Economia

Assegno di inclusione, quando presentare domanda? Cambiamento importante in arrivo: fate attenzione

Dopo lo stop al reddito di cittadinanza, scattano i nuovi termini per l’assegno di inclusione e c’è un’interessante novità.

Sembra che invece che partire dal 1 gennaio 2024, gli aventi diritto al nuovo assegno possano fare domanda già durante il mese di dicembre. Il Governo ha ipotizzato la possibilità per evitare “sovraffollamenti digitali” durante il clic day.

C’è incertezza per quanto riguarda l’avvio dell’Assegno di inclusione – Codiciateco.it

Come purtroppo spesso accade, però, c’è ancora incertezza anche perché mancherebbe un decreto attuativo che permetterebbe il via ufficiale della misura. Misura che come sappiamo andrà a sostituire definitivamente l’ex Reddito di Cittadinanza e riguarderà una platea minore e diversa di beneficiari, anche se ovviamente si tratta sempre di nuclei familiari in disagio economico.

Chi può fare domanda per l’assegno di inclusione, e soprattutto quando? Le novità del momento

Da una parte il Governo vorrebbe anticipare al 15 dicembre il giorno da cui far partire le richieste, ma dall’altra si aspetta ancora il decreto del Ministero del Lavoro con le linee guida che indichino la fascia di popolazione che potrà accedere al sussidio.

Non si conoscono a fondo i criteri per l’accesso al sussidio – Codiciateco.it

Sappiamo infatti che l’Assegno di inclusione è una sorta di evoluzione dell’ex Rdc, ma i criteri per accedervi sono molto più restrittivi. Ad oggi questa misura atta ad aiutare le famiglie povere si traduce in un assegno mensile che vale fino a 6 mila euro all’anno, che può aumentare di altri 3.300 euro circa in caso di gravi difficoltà economiche.

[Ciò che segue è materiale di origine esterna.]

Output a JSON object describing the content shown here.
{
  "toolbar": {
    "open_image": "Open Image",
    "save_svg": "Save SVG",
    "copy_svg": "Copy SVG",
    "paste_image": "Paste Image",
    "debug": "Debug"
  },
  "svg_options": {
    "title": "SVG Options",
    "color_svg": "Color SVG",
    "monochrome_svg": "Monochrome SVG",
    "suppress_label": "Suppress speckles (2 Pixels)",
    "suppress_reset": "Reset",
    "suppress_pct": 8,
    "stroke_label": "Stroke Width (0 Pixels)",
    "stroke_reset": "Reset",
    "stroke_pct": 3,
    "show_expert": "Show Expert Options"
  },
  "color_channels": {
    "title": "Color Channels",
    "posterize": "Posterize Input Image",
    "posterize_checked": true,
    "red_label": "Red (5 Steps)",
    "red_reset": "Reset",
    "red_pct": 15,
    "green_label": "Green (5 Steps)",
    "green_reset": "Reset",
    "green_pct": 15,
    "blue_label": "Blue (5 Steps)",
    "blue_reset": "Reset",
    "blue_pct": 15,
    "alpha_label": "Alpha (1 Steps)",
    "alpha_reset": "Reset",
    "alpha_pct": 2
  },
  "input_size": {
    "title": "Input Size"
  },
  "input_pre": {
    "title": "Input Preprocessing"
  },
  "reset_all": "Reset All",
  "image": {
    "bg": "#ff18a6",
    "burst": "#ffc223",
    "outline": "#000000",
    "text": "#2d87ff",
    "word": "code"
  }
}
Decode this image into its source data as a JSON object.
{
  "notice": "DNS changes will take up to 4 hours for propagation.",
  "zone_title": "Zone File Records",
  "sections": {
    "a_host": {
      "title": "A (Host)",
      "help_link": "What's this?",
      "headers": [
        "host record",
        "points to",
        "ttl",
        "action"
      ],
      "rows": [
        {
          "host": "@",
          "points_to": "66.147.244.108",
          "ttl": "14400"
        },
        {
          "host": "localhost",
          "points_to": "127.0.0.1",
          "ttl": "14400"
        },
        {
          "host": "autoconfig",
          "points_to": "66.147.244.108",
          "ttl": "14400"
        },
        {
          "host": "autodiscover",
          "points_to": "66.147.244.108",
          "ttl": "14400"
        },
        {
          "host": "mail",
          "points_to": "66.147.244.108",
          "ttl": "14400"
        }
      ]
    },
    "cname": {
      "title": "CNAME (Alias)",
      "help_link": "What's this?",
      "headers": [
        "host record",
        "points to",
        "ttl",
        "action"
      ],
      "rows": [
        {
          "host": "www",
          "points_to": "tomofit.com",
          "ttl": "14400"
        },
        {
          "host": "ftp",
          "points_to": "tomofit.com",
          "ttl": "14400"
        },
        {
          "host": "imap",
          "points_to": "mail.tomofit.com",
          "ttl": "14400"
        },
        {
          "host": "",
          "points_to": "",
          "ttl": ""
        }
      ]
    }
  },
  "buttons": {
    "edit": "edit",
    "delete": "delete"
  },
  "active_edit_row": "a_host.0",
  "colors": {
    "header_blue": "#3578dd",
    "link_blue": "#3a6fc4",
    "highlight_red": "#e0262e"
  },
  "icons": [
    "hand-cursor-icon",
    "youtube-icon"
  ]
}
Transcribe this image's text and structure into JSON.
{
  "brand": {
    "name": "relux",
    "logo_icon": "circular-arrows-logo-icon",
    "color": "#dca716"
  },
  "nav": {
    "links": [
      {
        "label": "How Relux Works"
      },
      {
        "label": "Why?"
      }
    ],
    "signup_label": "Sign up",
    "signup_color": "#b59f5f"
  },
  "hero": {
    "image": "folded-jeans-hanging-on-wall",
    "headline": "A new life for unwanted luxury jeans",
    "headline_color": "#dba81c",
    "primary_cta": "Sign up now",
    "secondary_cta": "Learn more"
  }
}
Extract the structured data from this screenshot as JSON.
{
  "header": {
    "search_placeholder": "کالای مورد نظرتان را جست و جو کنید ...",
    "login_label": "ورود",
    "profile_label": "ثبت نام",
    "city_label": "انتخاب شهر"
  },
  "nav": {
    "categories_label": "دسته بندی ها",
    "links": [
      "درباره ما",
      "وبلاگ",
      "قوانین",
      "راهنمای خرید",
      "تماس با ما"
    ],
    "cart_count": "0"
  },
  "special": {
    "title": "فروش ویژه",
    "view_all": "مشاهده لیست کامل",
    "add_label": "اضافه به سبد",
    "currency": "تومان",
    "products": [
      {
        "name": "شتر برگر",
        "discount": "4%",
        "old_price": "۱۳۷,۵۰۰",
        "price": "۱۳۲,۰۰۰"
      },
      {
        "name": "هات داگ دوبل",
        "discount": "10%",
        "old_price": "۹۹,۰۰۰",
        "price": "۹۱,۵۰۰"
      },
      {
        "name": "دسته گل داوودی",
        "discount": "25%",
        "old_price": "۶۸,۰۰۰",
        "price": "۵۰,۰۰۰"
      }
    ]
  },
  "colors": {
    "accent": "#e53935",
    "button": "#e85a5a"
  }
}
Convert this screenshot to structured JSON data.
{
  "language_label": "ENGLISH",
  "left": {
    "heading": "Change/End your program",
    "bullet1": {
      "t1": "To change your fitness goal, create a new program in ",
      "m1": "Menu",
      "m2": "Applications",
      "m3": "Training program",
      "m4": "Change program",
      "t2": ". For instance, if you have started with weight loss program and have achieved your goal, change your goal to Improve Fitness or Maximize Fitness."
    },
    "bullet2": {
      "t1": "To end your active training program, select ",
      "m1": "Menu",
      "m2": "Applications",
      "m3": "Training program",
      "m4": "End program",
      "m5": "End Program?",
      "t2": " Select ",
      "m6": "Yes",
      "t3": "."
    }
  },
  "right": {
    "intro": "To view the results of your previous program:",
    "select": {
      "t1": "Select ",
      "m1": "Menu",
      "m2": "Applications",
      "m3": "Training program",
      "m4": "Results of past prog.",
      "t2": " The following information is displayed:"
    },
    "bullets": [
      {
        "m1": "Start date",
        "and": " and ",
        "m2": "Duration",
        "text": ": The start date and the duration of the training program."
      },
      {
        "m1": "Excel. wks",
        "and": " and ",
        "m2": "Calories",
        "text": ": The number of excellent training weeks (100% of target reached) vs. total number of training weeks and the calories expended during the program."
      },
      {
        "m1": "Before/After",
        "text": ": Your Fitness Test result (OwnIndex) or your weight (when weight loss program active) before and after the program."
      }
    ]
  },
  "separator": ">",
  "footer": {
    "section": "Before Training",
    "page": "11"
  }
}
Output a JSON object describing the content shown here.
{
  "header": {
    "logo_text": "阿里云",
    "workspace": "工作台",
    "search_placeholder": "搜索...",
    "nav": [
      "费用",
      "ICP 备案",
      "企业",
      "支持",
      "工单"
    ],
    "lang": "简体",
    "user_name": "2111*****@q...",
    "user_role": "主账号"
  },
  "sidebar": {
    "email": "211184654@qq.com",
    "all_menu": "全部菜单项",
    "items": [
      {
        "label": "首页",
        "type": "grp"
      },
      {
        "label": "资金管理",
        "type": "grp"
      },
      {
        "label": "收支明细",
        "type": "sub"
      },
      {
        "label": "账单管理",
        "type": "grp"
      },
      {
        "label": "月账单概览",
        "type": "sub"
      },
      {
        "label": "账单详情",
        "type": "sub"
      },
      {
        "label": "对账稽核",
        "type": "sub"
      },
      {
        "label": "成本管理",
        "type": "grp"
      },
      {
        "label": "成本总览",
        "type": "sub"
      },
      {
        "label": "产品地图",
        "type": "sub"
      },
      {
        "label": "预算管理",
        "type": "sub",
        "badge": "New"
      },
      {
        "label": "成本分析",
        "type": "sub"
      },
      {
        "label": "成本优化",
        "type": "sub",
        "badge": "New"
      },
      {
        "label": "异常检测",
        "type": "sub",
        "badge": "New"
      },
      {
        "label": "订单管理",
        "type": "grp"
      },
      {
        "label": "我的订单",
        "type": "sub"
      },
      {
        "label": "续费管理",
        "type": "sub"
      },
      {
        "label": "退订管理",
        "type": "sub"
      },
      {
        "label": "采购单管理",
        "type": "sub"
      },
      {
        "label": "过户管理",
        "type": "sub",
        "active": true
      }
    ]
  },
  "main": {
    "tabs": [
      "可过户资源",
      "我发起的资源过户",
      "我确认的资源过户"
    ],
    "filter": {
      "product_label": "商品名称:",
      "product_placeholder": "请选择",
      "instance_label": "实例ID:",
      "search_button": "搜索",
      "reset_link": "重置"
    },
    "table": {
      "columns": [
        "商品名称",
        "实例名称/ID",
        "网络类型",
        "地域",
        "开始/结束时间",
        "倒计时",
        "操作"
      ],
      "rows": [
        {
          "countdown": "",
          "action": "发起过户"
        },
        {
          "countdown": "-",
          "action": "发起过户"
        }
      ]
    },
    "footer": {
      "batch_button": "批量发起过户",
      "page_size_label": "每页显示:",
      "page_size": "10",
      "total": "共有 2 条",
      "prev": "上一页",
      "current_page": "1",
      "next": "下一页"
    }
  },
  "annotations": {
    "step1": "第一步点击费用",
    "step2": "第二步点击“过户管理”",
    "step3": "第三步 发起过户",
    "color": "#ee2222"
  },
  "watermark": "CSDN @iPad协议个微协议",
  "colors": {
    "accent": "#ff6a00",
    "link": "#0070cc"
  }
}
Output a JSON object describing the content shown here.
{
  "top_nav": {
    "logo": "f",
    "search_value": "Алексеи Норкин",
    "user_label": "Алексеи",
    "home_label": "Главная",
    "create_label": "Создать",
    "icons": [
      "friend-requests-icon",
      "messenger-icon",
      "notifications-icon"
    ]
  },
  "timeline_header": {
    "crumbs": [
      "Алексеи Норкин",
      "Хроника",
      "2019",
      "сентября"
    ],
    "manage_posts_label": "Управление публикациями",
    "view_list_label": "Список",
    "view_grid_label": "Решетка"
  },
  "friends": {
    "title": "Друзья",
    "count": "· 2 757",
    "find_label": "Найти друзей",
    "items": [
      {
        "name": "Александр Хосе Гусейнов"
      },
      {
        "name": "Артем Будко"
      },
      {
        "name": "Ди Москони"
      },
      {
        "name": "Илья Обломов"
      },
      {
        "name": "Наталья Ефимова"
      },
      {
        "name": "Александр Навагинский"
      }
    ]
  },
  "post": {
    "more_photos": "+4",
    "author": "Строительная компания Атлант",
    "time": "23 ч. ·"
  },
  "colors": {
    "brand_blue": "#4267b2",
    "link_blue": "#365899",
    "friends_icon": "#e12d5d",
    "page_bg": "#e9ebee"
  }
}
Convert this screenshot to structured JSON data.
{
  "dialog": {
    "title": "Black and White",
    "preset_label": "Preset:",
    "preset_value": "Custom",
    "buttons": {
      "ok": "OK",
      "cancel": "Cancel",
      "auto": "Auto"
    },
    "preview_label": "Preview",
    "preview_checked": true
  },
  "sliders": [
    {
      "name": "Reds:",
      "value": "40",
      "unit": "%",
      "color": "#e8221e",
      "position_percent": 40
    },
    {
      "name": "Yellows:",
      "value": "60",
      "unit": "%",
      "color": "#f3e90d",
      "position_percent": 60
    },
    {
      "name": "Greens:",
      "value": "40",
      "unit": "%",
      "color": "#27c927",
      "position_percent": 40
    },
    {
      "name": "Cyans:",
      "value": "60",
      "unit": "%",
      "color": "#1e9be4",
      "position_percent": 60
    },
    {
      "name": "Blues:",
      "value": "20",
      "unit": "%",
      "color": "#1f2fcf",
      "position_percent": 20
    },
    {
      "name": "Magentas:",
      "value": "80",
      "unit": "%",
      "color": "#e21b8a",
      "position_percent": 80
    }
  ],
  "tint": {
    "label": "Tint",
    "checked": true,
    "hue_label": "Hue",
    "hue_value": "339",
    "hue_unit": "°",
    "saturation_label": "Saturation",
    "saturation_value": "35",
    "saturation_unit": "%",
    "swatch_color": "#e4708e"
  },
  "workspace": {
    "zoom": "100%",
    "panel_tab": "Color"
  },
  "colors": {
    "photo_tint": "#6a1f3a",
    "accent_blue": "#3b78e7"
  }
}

Però fino a che non arriva il decreto del Ministero del Lavoro con le specifiche non si può inoltrare la domanda, anche se fosse disponibile la data di avvio. Purtroppo mancano ancora le norme per i punti fondamentali dell’erogazione del sussidio, a partire dai controlli anti frode fino alle istruzioni agli enti coinvolti per quanto riguarda i piani di formazione al lavoro.

Ad ogni modo, alcuni criteri sembrano assodati; l’assegno di inclusione spetta ai nuclei familiari in cui vi è un minore o un soggetto disabile oppure un familiare con più di 60 anni; il nucleo familiare deve versare in difficoltà economiche ed essere conosciuto ai servizi sociali

Una delle criticità potenziali è che i nuclei suddetti potrebbero avere anche problemi ad usare gli strumenti informatici, perché per presentare la domanda bisogna accedere al sito ufficiale dell’INPS. Chi non ha questa possibilità può rivolgersi ai patronati, ed ecco il timore che le domande vadano ad ingolfare alcune attività che solitamente si fanno tra gennaio e marzo, ISEE compreso.

Ad oggi sappiamo solo che la misura partirà ufficialmente dal 1 gennaio 2024 e che i richiedenti dovranno anche iscriversi alla piattaforma SIISL, quella dedicata alla formazione e al supporto per il rientro nel mondo del lavoro.